We’ll be leaving the grass uncut at plots in Locke Park and Cannon Hall Park throughout May as part of our pledge to support the national campaign, which encourages people to not mow gardens and public areas. Leaving the grass uncut can help to stimulate wildflowers, encourage pollinators and potential species reintroductions. At the end of the May, the grass will be cut and the clippings will be removed from these two sites. We are still proceeding with all planned grass and verge maintenance across the borough and for these selected biodiversity sites.
Last year we launched a rewilding scheme at carefully selected plots across our borough. Rewilding is a great way to encourage biodiversity and wildflowers and is part of our ongoing work to make Barnsley more sustainable. After a successful first year, we'll be using our findings to add new areas to our scheme.
Our rewilding plots will continue to be actively maintained and attended to every 18 days.

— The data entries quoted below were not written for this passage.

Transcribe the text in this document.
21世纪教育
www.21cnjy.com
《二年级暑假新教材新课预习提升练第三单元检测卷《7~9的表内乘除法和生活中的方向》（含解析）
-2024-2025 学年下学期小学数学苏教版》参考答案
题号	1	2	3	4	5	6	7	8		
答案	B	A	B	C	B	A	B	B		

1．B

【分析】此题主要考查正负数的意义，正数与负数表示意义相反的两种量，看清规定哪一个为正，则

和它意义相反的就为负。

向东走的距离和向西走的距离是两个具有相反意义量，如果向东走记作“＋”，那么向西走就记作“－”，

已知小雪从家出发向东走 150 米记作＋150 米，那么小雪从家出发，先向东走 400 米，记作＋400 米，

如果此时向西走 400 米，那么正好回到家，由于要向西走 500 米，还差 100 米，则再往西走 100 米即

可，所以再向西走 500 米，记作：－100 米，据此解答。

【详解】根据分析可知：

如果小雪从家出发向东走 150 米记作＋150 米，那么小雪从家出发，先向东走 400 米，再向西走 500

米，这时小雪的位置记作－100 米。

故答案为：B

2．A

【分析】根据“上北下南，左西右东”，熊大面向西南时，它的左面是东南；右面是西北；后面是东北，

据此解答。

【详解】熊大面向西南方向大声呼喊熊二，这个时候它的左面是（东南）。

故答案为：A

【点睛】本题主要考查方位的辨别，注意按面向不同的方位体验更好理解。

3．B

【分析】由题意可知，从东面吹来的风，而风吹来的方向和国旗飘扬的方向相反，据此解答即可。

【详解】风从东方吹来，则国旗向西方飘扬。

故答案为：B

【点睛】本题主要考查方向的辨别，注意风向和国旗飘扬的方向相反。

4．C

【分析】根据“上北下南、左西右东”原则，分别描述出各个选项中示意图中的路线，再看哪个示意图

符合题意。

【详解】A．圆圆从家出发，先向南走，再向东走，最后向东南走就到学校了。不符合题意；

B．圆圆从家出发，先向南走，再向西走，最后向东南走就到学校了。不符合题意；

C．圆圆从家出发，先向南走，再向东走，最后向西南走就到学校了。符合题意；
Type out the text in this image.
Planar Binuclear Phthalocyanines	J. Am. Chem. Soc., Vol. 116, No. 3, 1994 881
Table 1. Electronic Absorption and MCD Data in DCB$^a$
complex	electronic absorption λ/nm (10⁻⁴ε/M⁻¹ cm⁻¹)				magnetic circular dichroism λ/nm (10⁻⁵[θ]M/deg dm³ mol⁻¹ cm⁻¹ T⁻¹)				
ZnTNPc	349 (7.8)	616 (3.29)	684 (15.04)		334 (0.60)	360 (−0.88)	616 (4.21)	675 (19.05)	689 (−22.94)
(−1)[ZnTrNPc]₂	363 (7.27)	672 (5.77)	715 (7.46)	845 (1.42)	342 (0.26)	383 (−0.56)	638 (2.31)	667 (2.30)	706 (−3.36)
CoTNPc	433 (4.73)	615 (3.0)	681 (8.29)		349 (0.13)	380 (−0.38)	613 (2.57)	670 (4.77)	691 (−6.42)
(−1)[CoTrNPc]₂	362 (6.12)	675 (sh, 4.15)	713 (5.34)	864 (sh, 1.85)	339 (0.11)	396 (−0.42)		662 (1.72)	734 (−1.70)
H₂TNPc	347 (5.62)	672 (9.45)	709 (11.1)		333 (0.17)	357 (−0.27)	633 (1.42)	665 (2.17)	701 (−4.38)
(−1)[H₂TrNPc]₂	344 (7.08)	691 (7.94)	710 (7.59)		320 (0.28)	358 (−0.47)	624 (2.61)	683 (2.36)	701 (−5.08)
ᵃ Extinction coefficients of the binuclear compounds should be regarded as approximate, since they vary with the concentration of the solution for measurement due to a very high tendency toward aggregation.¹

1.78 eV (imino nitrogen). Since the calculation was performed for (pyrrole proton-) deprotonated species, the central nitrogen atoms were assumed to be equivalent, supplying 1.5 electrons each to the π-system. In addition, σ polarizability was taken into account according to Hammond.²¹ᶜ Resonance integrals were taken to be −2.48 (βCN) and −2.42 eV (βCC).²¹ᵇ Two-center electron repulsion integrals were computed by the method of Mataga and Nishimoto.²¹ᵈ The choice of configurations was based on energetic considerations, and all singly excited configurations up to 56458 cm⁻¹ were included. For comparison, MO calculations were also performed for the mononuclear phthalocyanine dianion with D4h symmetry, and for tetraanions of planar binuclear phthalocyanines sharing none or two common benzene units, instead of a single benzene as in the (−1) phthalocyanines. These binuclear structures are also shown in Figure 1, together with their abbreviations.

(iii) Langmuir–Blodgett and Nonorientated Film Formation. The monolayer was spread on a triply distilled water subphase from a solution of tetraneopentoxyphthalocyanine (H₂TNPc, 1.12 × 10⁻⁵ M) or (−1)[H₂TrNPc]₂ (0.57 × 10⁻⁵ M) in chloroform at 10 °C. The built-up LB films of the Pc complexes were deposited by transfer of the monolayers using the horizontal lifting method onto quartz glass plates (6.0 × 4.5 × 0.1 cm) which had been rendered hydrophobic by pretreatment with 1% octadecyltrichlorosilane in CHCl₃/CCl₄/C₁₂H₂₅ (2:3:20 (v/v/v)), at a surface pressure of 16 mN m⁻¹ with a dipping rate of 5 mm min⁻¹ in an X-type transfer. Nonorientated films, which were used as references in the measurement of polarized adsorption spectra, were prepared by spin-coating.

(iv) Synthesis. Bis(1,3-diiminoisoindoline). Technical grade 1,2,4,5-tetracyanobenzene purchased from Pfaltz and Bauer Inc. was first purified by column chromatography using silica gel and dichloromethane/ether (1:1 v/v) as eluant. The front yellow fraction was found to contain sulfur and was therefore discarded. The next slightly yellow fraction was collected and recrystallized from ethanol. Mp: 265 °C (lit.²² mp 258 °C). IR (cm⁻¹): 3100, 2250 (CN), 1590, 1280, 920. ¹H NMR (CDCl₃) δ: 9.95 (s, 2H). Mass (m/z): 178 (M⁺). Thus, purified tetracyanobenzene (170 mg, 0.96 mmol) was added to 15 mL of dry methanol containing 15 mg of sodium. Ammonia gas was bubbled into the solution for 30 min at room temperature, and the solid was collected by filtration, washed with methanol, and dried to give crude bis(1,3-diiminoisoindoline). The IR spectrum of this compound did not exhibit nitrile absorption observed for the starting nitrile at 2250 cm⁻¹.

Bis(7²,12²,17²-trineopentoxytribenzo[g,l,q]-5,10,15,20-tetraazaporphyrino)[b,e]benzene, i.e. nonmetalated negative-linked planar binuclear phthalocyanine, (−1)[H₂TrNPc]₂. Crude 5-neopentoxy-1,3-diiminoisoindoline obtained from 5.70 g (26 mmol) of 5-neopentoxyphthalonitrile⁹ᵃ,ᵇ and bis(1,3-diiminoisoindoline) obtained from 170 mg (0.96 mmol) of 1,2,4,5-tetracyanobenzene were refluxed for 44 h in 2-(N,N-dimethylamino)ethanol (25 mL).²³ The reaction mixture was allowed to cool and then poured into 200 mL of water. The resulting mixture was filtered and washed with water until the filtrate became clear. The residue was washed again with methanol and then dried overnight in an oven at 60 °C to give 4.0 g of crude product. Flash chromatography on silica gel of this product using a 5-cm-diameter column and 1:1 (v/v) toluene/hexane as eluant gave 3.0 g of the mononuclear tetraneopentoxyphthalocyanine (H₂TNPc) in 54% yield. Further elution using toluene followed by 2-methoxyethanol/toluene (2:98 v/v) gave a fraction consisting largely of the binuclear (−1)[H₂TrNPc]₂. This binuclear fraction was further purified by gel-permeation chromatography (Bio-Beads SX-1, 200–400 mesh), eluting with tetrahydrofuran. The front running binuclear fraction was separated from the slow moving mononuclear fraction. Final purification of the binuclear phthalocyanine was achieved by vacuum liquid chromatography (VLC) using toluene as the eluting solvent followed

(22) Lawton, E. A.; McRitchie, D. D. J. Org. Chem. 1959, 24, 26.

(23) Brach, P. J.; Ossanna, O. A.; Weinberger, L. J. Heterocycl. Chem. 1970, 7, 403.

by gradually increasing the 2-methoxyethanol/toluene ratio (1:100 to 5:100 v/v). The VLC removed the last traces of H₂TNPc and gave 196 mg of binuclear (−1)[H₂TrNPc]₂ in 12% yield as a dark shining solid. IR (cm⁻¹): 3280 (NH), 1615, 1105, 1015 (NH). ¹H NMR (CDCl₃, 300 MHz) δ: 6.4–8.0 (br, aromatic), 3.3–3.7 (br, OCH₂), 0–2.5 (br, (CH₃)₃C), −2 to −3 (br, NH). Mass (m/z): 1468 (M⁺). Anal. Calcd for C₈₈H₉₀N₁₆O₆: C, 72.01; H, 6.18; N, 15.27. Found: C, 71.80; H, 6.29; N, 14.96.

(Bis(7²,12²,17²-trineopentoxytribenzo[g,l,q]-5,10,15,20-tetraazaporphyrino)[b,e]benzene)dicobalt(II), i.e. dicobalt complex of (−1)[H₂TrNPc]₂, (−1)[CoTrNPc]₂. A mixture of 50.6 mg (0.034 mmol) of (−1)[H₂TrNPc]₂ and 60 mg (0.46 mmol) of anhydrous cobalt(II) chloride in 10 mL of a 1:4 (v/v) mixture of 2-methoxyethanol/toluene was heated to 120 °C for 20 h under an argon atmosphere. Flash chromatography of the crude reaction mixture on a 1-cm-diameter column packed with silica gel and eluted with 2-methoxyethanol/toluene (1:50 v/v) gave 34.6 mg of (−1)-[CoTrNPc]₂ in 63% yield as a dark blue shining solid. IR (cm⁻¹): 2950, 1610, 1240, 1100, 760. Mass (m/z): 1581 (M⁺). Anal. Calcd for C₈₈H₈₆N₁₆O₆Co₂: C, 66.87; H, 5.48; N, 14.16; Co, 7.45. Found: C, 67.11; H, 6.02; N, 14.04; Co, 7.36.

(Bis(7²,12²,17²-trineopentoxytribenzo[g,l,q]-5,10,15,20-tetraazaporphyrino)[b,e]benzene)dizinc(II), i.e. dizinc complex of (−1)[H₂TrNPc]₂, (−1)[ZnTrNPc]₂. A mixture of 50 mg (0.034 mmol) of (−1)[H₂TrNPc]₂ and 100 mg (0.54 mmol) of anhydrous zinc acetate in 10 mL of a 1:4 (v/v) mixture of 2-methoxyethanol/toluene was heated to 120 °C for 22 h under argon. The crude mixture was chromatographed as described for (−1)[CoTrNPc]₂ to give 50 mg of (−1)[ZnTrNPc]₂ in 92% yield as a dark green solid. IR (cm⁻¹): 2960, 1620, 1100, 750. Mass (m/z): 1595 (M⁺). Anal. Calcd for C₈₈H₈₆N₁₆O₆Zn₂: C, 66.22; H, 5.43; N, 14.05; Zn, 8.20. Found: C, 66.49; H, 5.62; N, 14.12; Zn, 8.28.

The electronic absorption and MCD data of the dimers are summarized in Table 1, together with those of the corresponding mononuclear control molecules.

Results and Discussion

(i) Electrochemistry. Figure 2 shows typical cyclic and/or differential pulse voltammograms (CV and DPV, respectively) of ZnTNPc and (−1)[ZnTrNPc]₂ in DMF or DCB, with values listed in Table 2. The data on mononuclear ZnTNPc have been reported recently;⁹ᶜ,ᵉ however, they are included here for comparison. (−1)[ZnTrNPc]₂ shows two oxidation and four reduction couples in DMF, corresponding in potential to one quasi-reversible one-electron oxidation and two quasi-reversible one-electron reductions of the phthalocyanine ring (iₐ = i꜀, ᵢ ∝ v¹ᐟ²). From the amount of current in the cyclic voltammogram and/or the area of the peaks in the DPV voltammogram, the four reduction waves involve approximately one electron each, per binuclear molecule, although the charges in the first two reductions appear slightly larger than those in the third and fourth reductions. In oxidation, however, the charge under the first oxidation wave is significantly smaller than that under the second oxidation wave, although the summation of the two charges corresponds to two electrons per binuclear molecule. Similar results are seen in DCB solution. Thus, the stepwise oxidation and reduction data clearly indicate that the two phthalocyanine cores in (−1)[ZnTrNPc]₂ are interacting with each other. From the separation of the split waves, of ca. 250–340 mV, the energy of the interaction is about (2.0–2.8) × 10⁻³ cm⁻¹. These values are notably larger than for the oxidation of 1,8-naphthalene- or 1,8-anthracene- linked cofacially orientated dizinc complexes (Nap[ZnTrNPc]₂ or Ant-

Our team cut the grass around the plots, and paths through the grass in suitable places. This helps to enhance the areas for people to enjoy walking, exercise, and nature. Our rewilding plots will continue to be cut at the end of the grass-cutting season. This is to ensure that sites are left neat and tidy over winter and to help reduce soil fertility (wildflowers thrive in less fertile conditions).
Matt O’Neil, Executive Director for Growth and Sustainability, said: “I’m really pleased we are taking part in No Mow May and looking for new ways to increase biodiversity and make our borough more sustainable.
“We are committed to reducing our carbon emissions as a council to Net Zero by 2040. Increasing biodiversity levels is an important part of this ambition. By managing our grassland differently, we are encouraging potential new pollinators and helping to provide shelter for species.
“By making these small changes, we are hopeful these areas will benefit both wildlife and local people living nearby.”